Hatta bak Peygamber Efendimiz (sav) ellemedi münafıkları. O 300 münafık kaldı. Ama Müslümanları çok diri tuttu onlar. Yoksa atalete düşüyorlar. Mesela Peygamber (sav) cumada toplanıyor, bırakıp çekip gidiyorlar falan. Ama münafıkları gördükten sonra Peygamber (sav)’e bağlılıkları acayip arttı. Bir ihtimal Peygamberimiz(sav) kasten ellememiş olabilir onları. Yani teşvik edici olduğu için, Peygamber (sav)’ın etrafında onları kilitlediği için kasten ellememiş olabilir.
Ama şimdi de ahir zamandayız tabii. O münafık ruhu, o şeytani münafık ruhun şeytanları bu sefer yeni iblislerin içine girdi. Yani yeni ölülerin içerisine girdi aynı şeytan.
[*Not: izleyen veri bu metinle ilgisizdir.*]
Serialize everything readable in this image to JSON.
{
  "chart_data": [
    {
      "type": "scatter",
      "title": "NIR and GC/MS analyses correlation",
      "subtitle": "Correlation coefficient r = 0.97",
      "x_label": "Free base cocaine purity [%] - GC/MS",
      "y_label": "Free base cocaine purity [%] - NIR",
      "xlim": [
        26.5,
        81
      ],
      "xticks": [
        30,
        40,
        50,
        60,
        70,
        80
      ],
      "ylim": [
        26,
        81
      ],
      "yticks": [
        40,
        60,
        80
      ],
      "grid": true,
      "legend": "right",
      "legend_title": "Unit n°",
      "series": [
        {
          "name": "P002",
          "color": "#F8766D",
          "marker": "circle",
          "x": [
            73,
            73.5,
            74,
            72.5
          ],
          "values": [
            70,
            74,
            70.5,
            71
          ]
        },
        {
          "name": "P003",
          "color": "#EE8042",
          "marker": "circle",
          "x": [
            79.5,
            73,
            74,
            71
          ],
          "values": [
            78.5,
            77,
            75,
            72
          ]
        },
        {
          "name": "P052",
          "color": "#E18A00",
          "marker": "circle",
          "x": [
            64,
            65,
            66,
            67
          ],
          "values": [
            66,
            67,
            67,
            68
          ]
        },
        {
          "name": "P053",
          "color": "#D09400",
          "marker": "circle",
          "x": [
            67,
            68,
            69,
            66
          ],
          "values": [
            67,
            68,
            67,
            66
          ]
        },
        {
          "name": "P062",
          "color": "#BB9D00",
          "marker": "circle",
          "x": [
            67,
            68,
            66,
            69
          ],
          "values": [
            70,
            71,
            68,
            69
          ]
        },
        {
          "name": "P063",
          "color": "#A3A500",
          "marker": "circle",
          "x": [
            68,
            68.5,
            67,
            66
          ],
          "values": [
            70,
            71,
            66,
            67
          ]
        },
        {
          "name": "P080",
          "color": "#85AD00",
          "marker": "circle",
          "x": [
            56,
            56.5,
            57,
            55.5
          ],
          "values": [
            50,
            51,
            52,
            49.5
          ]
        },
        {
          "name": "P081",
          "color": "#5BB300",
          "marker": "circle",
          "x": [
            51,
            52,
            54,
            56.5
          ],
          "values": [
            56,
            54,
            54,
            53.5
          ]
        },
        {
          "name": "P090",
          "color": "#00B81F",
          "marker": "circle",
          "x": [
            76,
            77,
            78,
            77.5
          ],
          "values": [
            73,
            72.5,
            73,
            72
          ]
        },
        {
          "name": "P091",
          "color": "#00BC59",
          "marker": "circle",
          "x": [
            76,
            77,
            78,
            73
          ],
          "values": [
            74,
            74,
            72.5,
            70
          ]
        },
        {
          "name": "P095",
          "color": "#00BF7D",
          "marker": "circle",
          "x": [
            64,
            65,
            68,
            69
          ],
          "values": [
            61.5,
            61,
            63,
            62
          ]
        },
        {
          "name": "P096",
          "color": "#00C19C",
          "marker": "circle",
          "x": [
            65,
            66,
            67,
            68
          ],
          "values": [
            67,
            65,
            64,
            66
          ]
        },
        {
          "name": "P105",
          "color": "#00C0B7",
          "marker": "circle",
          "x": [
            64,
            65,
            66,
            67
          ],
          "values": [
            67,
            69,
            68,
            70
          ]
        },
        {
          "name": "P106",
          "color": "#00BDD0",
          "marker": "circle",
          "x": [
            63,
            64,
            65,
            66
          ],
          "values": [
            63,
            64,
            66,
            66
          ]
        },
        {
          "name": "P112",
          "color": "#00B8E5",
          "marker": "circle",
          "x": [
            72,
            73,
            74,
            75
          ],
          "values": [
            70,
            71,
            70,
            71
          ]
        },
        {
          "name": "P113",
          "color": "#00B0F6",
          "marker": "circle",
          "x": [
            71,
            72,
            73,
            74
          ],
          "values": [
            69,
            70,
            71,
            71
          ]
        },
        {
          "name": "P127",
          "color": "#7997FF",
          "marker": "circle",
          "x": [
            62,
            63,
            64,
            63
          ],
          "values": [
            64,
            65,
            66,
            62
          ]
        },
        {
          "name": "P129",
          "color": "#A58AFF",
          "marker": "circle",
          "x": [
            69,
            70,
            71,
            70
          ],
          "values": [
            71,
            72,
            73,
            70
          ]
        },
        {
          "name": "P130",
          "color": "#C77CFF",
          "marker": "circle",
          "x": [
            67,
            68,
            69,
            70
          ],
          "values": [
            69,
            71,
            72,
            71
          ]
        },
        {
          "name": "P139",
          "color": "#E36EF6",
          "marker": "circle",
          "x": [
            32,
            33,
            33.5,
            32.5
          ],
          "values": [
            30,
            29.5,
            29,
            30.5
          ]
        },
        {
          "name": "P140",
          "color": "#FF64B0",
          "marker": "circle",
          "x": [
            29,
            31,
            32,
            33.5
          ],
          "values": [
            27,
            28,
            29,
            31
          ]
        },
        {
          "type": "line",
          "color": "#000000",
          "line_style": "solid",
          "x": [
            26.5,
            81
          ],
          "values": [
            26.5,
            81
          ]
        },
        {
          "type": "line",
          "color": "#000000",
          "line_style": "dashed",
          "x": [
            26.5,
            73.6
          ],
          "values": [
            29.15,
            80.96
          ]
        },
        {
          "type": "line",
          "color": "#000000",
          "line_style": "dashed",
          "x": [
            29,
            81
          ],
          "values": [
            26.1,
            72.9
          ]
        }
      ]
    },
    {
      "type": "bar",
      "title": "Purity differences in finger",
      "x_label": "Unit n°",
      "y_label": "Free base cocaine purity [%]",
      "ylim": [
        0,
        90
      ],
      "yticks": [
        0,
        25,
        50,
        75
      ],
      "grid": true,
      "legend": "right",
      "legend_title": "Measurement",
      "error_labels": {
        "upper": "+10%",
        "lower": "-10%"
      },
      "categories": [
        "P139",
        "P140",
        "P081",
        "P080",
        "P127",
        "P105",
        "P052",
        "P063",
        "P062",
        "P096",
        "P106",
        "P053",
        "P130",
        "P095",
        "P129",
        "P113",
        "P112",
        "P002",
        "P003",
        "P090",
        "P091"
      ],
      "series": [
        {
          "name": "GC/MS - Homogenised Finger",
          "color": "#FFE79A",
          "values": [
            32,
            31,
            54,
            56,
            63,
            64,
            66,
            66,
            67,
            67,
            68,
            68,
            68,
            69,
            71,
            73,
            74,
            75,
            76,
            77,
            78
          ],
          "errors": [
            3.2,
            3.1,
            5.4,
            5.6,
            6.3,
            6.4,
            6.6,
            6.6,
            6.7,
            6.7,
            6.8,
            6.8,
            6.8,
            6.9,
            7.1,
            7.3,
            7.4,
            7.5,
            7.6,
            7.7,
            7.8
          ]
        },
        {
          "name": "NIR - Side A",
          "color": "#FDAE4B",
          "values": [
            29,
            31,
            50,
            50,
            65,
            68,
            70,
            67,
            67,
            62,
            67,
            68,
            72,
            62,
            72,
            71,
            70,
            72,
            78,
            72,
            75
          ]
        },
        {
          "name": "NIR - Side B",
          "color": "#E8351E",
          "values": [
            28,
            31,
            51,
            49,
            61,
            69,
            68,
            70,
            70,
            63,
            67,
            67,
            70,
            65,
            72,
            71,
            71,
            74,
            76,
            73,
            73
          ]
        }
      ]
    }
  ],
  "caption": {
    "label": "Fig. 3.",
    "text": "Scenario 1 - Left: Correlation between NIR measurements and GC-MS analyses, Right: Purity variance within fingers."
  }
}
O devrin şeytanları, yani şeytanda biliyorsunuz ömür uzun oluyor. Yani 1500 yıl, 2000 yıl yaşarlar. Uzun ömürlü oluyorlar. Şimdi aynı şeytanlar, Hz. Ali (kv)'yi şehit eden, Ömer (ra)’ı şehit eden, Resulullah (sav)’e karşı mücadele eden o 300 kişiyi şey yapan şeytanlar, şu an yine aynı görevdeler. Yine ölüleri buldular, onların içine girdiler bu sefer. Ama bu sefer seyredin, 2023'lere bakın, 2027'lere bakın, ne demek dediğimi anlayacaksınız.